AR Lens Development Underway to Overlay Data, Images on the User’s View
It’s an idea that has been around for a long time. Taking information, feeding it into glasses, and having the wearer access that information and more just by moving their line of sight to a different object. Augmented reality programs have been around a while, but they are really getting a boost from AI and the collaboration between an American and Japanese tech company.
“Saratoga, California-based Mojo Vision has developed a smart contact lens with a tiny built-in display that lets you view augmented reality images on a screen sitting right on your eyeballs. It’s a pretty amazing innovation, but the company has to make sure that it works with contact lenses. The partnership with Menicon will help the company do that, Mojo Vision chief technology officer Mike Wiemer said in an interview with venturebeat.com.
“It’s a development agreement, and it could turn into a commercial agreement,” Wiemer said. “I’m very excited to work with them.”

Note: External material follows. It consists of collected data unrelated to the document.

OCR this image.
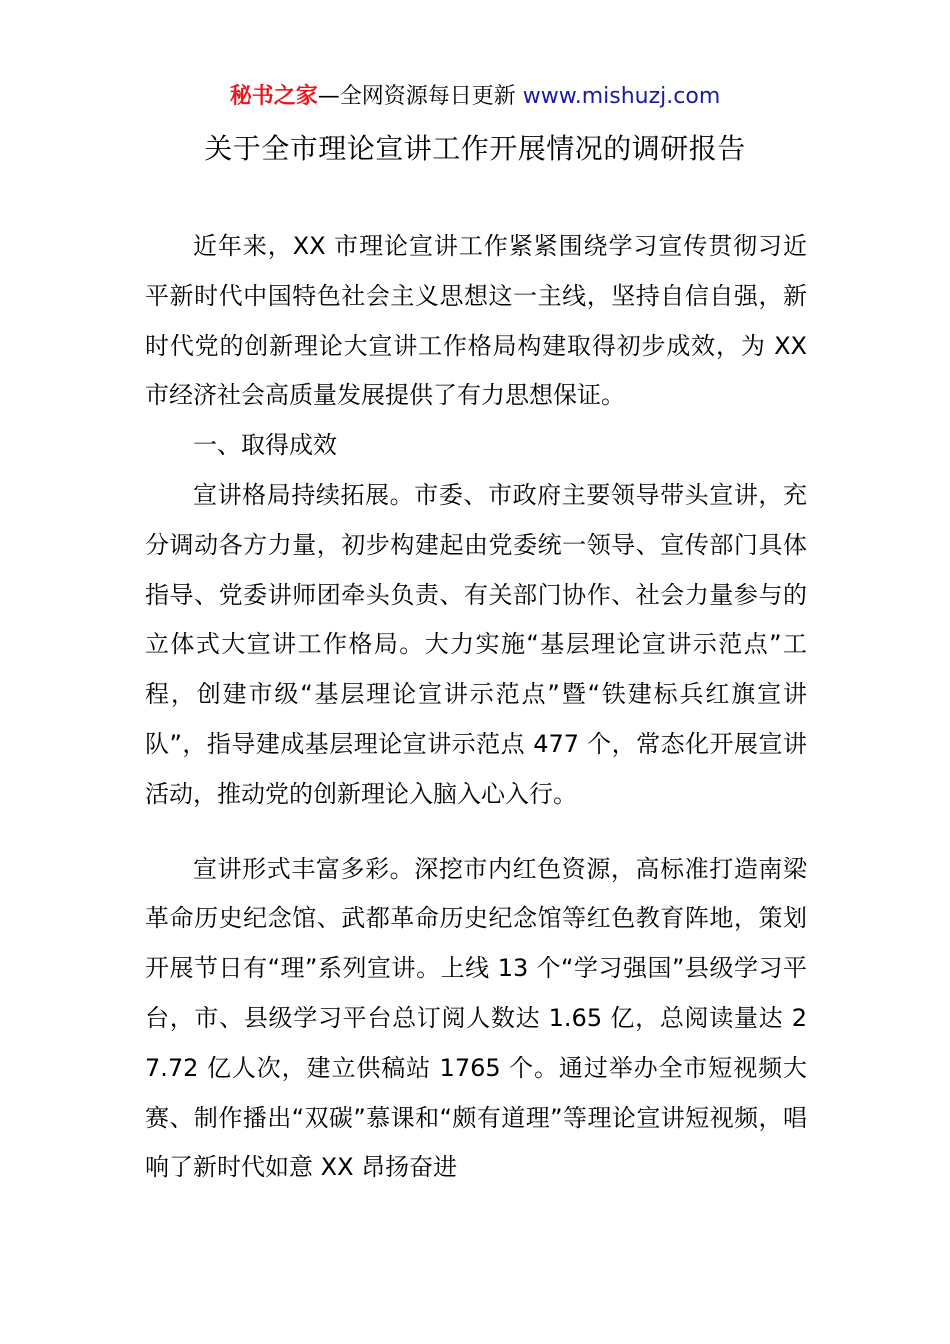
秘书之家—全网资源每日更新 www.mishuzj.com
关于全市理论宣讲工作开展情况的调研报告

近年来，XX 市理论宣讲工作紧紧围绕学习宣传贯彻习近平新时代中国特色社会主义思想这一主线，坚持自信自强，新时代党的创新理论大宣讲工作格局构建取得初步成效，为 XX 市经济社会高质量发展提供了有力思想保证。

一、取得成效

宣讲格局持续拓展。市委、市政府主要领导带头宣讲，充分调动各方力量，初步构建起由党委统一领导、宣传部门具体指导、党委讲师团牵头负责、有关部门协作、社会力量参与的立体式大宣讲工作格局。大力实施“基层理论宣讲示范点”工程，创建市级“基层理论宣讲示范点”暨“铁建标兵红旗宣讲队”，指导建成基层理论宣讲示范点 477 个，常态化开展宣讲活动，推动党的创新理论入脑入心入行。

宣讲形式丰富多彩。深挖市内红色资源，高标准打造南梁革命历史纪念馆、武都革命历史纪念馆等红色教育阵地，策划开展节日有“理”系列宣讲。上线 13 个“学习强国”县级学习平台，市、县级学习平台总订阅人数达 1.65 亿，总阅读量达 27.72 亿人次，建立供稿站 1765 个。通过举办全市短视频大赛、制作播出“双碳”慕课和“颇有道理”等理论宣讲短视频，唱响了新时代如意 XX 昂扬奋进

Under the joint-development agreement, the two companies will work on production and manufacturing feasibility studies, exploring a potential long-term working relationship as Mojo tries to commercialize the technology.
Mojo Vision is developing Mojo Lens, which it calls the first true smart contact lens. Nagoya, Japan-based Menicon claims to be the only company in the world dedicated to all areas of contact lens-related business, including material development, lens designing, rigid gas permeable lens technology, manufacturing of lenses and care solutions.

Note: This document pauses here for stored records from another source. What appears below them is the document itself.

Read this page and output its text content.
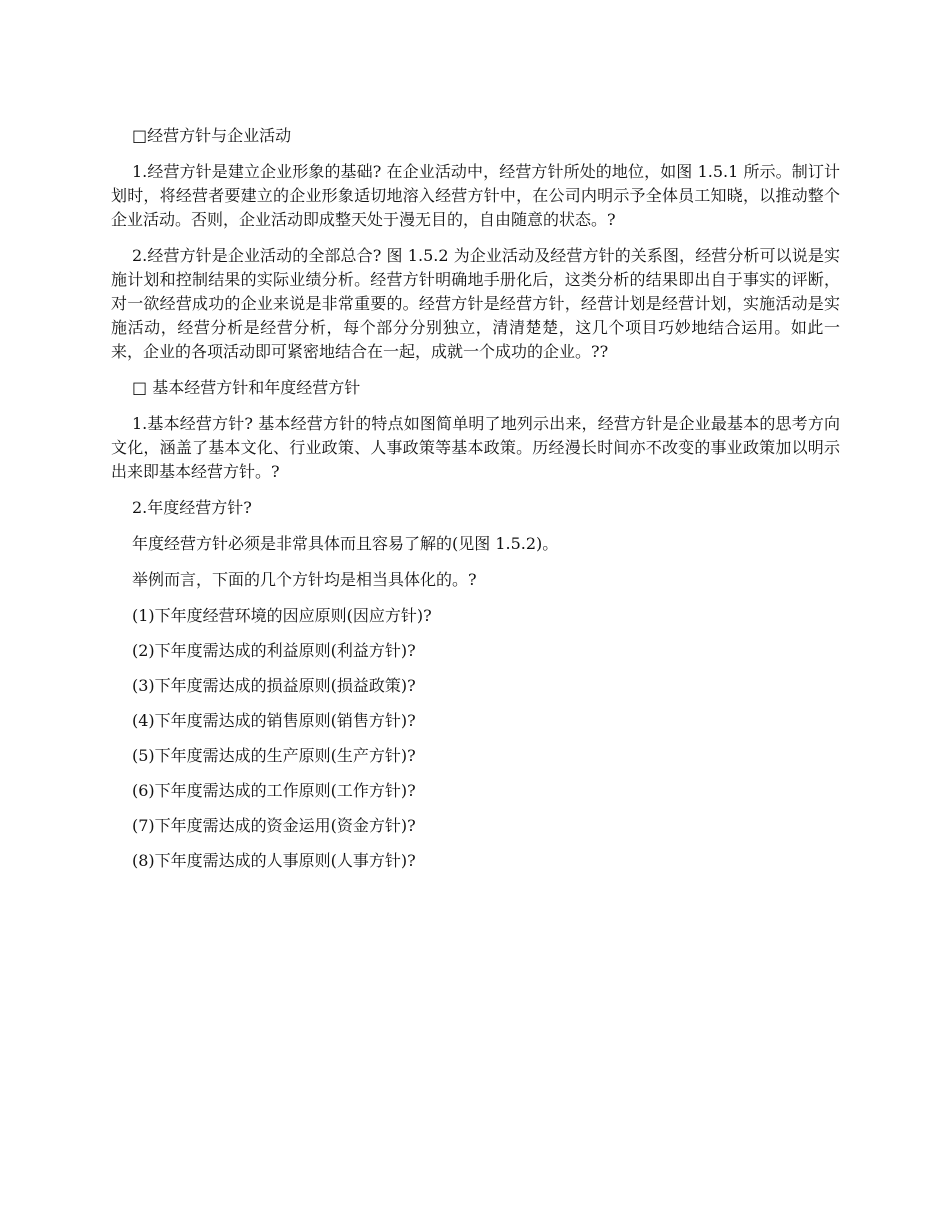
□经营方针与企业活动

1.经营方针是建立企业形象的基础? 在企业活动中，经营方针所处的地位，如图 1.5.1 所示。制订计划时，将经营者要建立的企业形象适切地溶入经营方针中，在公司内明示予全体员工知晓，以推动整个企业活动。否则，企业活动即成整天处于漫无目的，自由随意的状态。?

2.经营方针是企业活动的全部总合? 图 1.5.2 为企业活动及经营方针的关系图，经营分析可以说是实施计划和控制结果的实际业绩分析。经营方针明确地手册化后，这类分析的结果即出自于事实的评断，对一欲经营成功的企业来说是非常重要的。经营方针是经营方针，经营计划是经营计划，实施活动是实施活动，经营分析是经营分析，每个部分分别独立，清清楚楚，这几个项目巧妙地结合运用。如此一来，企业的各项活动即可紧密地结合在一起，成就一个成功的企业。??

□ 基本经营方针和年度经营方针

1.基本经营方针? 基本经营方针的特点如图简单明了地列示出来，经营方针是企业最基本的思考方向文化，涵盖了基本文化、行业政策、人事政策等基本政策。历经漫长时间亦不改变的事业政策加以明示出来即基本经营方针。?

2.年度经营方针?

年度经营方针必须是非常具体而且容易了解的(见图 1.5.2)。

举例而言，下面的几个方针均是相当具体化的。?

(1)下年度经营环境的因应原则(因应方针)?

(2)下年度需达成的利益原则(利益方针)?

(3)下年度需达成的损益原则(损益政策)?

(4)下年度需达成的销售原则(销售方针)?

(5)下年度需达成的生产原则(生产方针)?

(6)下年度需达成的工作原则(工作方针)?

(7)下年度需达成的资金运用(资金方针)?

(8)下年度需达成的人事原则(人事方针)?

“These are the challenges for us,” Wiemer said. “We have to get our teams to work together.”
Mojo Lens overlays monochrome images, symbols, and text on users’ natural fields of vision without obstructing their view, restricting mobility, or hindering social interactions. The company is working with the U.S. Food and Drug Administration (FDA) through its Breakthrough Devices Program, a voluntary program designed to provide safe and timely access to medical devices that can help treat irreversibly debilitating diseases or conditions.
In April 2020, Mojo announced it had raised more than $51 million in a funding round; $159 million to date. With more than 100 employees, the company had developed relationships with most of the major contact lens companies to develop a new, more advanced prototype than the one unveiled last January.
Its prototypes for contact lenses that enable people to see augmented reality images as overlays on the real world led to the deal with Menicon, Japan’s largest and oldest maker of contact lenses. The tech could save time and costs in the workplace and improve travel experiences with instant guidance.
In a story on fastcompany.com last January, the writer used VR to experience the AR vision and described it as giving his eyes “superpowers.” Uses cited ranged from alerts for firefighters about oxygen levels, battleground information for soldiers, identification of clients for service professionals like hoteliers and assistance or vision improvement for people with optical degeneration.